Yes. We need to be informed and educated. About what though? Do we need to know about foreign policy in order to survive? It’s a dangerous question. We certainly don’t want our elected leaders committing atrocities in our name and the media should be the fourth branch of the government. But we should know by now that the politicians don’t work for us, and while the media should absolutely be working for us, they don’t. They’ve been bought by the politicians. It’s been proven again and again that the news media is in collusion with the government.

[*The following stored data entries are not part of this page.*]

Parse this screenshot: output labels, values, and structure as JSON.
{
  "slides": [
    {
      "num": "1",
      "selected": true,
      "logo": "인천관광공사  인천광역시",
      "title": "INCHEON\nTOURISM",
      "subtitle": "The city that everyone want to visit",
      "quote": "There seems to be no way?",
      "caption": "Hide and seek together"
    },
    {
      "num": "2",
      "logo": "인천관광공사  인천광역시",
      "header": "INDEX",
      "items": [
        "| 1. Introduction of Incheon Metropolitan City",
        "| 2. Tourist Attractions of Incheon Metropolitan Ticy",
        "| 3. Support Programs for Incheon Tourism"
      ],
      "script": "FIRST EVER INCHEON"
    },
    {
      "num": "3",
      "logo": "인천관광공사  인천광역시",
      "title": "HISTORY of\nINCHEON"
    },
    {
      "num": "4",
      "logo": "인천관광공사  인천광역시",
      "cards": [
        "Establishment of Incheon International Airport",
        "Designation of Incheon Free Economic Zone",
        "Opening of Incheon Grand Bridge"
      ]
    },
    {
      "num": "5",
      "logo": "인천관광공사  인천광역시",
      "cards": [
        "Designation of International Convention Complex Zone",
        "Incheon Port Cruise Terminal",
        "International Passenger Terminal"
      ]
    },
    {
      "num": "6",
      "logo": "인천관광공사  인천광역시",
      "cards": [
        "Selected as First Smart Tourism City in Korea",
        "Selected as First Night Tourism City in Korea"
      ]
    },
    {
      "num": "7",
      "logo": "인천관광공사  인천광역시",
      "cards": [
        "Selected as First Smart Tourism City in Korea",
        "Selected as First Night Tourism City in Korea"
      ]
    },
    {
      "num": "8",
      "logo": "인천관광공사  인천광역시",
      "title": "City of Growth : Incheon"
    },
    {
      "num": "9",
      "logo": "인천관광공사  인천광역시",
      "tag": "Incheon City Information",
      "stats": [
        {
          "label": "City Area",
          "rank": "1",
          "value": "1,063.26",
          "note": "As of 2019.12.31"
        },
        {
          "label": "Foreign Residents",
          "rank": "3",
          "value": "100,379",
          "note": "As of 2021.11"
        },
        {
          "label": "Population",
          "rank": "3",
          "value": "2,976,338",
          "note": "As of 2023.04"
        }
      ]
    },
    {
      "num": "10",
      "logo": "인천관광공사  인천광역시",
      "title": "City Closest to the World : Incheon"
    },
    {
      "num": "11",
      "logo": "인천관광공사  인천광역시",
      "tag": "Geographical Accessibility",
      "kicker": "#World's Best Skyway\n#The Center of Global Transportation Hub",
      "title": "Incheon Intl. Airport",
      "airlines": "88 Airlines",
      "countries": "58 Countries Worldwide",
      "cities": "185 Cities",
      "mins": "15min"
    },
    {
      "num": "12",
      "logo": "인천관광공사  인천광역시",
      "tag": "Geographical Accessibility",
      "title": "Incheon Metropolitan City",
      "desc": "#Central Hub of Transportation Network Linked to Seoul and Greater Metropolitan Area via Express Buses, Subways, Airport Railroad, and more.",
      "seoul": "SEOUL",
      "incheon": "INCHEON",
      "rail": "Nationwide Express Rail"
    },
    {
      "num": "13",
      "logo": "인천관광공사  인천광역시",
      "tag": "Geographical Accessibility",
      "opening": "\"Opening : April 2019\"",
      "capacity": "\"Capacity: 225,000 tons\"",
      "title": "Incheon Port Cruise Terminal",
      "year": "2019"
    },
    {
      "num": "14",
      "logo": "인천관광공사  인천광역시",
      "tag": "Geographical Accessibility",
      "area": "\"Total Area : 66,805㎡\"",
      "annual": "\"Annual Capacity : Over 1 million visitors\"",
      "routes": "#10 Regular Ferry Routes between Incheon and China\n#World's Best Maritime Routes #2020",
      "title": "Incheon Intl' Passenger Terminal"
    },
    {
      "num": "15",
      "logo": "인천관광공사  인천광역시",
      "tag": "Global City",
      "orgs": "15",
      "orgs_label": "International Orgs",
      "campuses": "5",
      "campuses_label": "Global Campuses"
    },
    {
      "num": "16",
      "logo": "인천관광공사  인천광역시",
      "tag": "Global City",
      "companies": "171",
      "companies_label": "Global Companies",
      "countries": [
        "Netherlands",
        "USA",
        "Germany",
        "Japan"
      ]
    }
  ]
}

This idea is what has me feeling conspiratorial these days. How far does this idea go? Surely, we should all know this to be true of Fox News. It’s the sore thumb. But, there is incredibly compelling evidence that CNN faked live reports during the Gulf War in the ’90s. Maybe it was the faulty logistics of 24-hour news during its fledgling years, but maybe for a long time, news does not speak truth to power, nor does it expose the dirt hidden underneath the shiny veneer of public relations. Maybe, for a long time, it has been designed to shape our opinion. WikiLeaks, Mr. Snowden and Private Manning have each acted as true reporters should, exposing criminality, and each time the “real news” has done nothing but cycle through backwards and baseless moral and character questions that take away from the point at hand. Even the great Liberal bastions of NPR and PBS, how far do they go? Not far enough I would say. They give us more information than most other news sources, but is information the same as insight?

If we take a step back and try as hard as we can to view America from the perspective of an outsider, what could we see? Maybe the difficulty of answering that question is exactly as far as we need to go to show how limited the news media really is. No news organization truly bursts the insular bubble that America is. When I try my hardest, I see a declining empire grasping for control. This vision shows itself in the most random of places. Just the other day I heard a statistic about how most car sales trends are modest these days except for Maserati, who at this time last year had sold 300 cars and currently they are up to 1,000. These are the signs of our disparity right under our noses. Beyond our scope is an entire globe writhing and churning beneath the blanket of our influence and dominance. Francis Fukuyama claimed that history had ended once the West had established liberal democracy and free market capitalism. Any resistance to these ideologies that might pop up will not be from a competing ideology but from just mischievous discontent. This is the kind of arrogance that seems inherent in the ethos of news media. When do we really truly get the deep and nuanced perspective of the Other. NPR will report on senseless violence all day long, but it does nothing but keep it distinctly senseless.

Don’t get me wrong. I despise violence. It’s always the wrong answer. But, it’s so rarely senseless to the person committing it. There’s always a reason and understanding that reason is probably the only way to stop it.

There’s a certain kind of ironic feedback loop that is inherent in the Homeland Security mentality that was spawned by 9/11 and the Iraq War. The Homeland Security prescription is both offensive and defensive simultaneously and indefinitely. We will root out the terrorists where they exist, and we will continuously and egregiously monitor activity here at home. Yet, neither seems to affect the other. As in, we can’t seem to dismantle the organizations abroad enough in order to scale back on surveillance, and we can’t use our surveillance data in order to scale back our offensive. It’s just perpetual. We should be very wary of a plan without a goal, but the media doesn’t seem to notice. They seem intent on selling this plan right to us.